L’absurdité de cette mesure a déclenché une vague de railleries sur les réseaux sociaux, avec des montages mettant en scène des manchots protestant contre ces tarifs douaniers. Certainement pas, vous vous en doutez, en brandissant les poings vers le ciel puisqu’il s’agit de manchots après tout ! Les internautes ont partagé des images générées par l’intelligence artificielle montrant ces « cousins » des pingouins agitant des pancartes contre les taxes décidées par le pays de l’Oncle Sam… devenu finalement celui de l’Oncle Donald.
Mais il n’y a pas que ce territoire qui soit concerné :
– Île Norfolk (Australie) : taxée à 29 % malgré ses 2 000 habitants ;
– Saint-Pierre-et-Miquelon (France) : droits de douane portés à 50 %, soit le taux le plus élevé, égalant celui du Lesotho ;
– Îles Cocos (Australie) : 10 % de taxes pour 600 habitants.
Ces mesures s’inscrivent dans une liste de plus de 200 pays et territoires ciblés par la nouvelle politique commerciale de Donald, avec des majorations atteignant désormais 125 % pour la Chine (pour « manque de respect ») !
Un revirement surprenant, intervenu après que le locataire de la Maison Blanche a ajourné pendant 90 jours les taxes additionnelles imposées à la plupart des autres pays.
Au moins cette affaire relègue au second plan un bourde potentiellement plus grave, finalement restée sans suite.

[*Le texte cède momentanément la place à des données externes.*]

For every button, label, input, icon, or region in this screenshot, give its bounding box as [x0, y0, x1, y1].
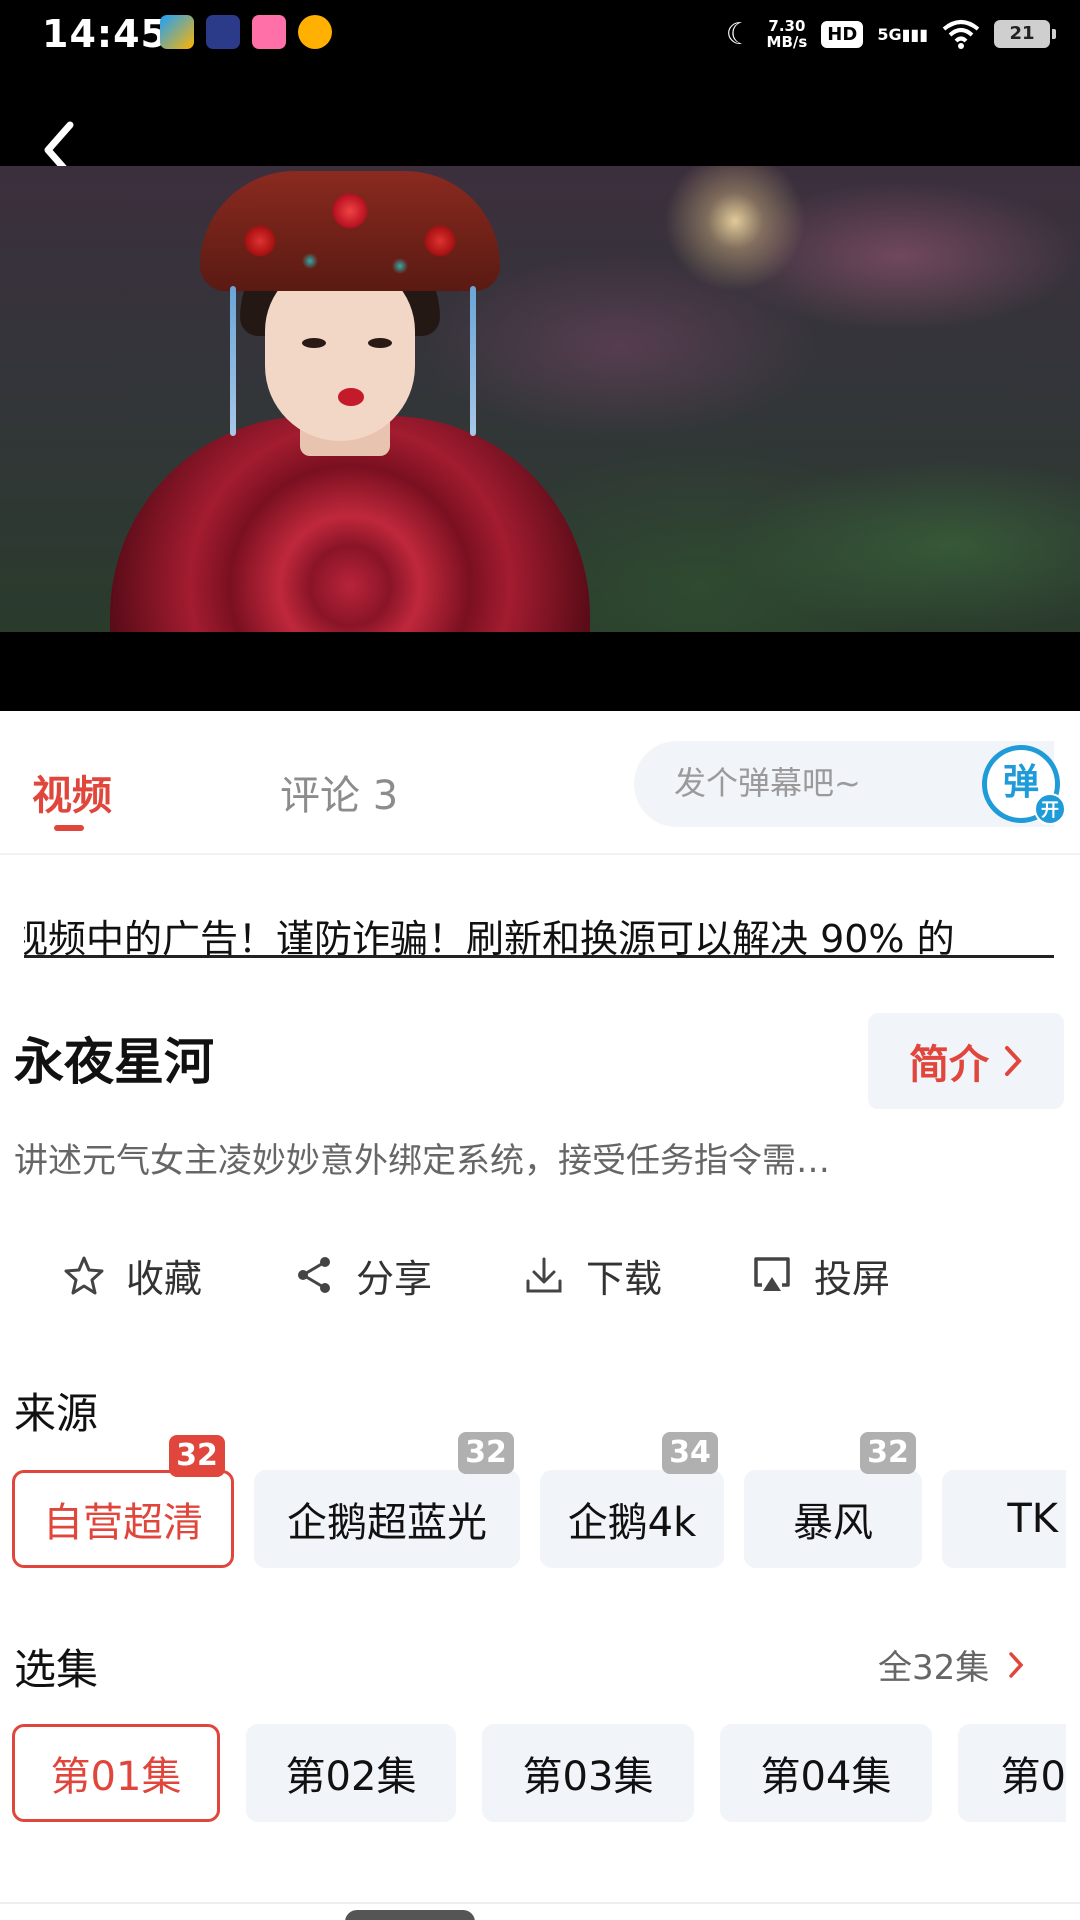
share-icon — [298, 1257, 330, 1293]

L’énorme gaffe sécuritaire qui a récemment fait s’esclaffer la planète. Non seulement les services de renseignement de l’ère Trump ont utilisé Signal – l’application cryptée préférée des lanceurs d’alerte – pour organiser une opération militaire contre les Houthis au Yémen, mais ils ont aussi, par mégarde, intégré un journaliste du The Atlantic à leur conversation censée être secrète.
Il faut dire qu’un précédent avait déjà donné dans le surréalisme, avec une bévue moins périlleuse mais tout aussi savoureuse. C’est la méprise du ministère de l’Agriculture américain (USDA), qui a classé le Wakanda – nation fictive de l’univers Marvel – parmi ses partenaires commerciaux en novembre 2020, à quelques semaines de la fin du premier mandat de Trump. L’erreur sera corrigée sous Biden en 2021, après que le document, ébruité sur les réseaux sociaux, a déclenché un déluge de moqueries.
Comme beaucoup le savent sans doute, même dans les sombres ghettos de Conakry (la ville ténèbres qui a renoué avec les coupures d’électricité), le Wakanda est un pays imaginaire issu de l’univers Marvel, popularisé par la bande dessinée américaine Black Panther et par le film éponyme sorti en 2018. Il est décrit comme une nation africaine très avancée sur le plan technologique, qui reste volontairement cachée du reste du monde.
Si le monde n’y prend garde, ce hybride de Picsou (obsédé par les gains), de Pat Hibulaire (roublardise) et de Donald Duck (impulsivité), possédé par le démon d’un capitalisme dérégulé, s’apprête à saisir une lyre, tel Néron, pour entonner l’ode au protectionnisme, sur les ruines encore fumantes de l’économie mondiale.
Et le spectacle risque d’être bien moins drôle qu’un tour de manège à Disneyland.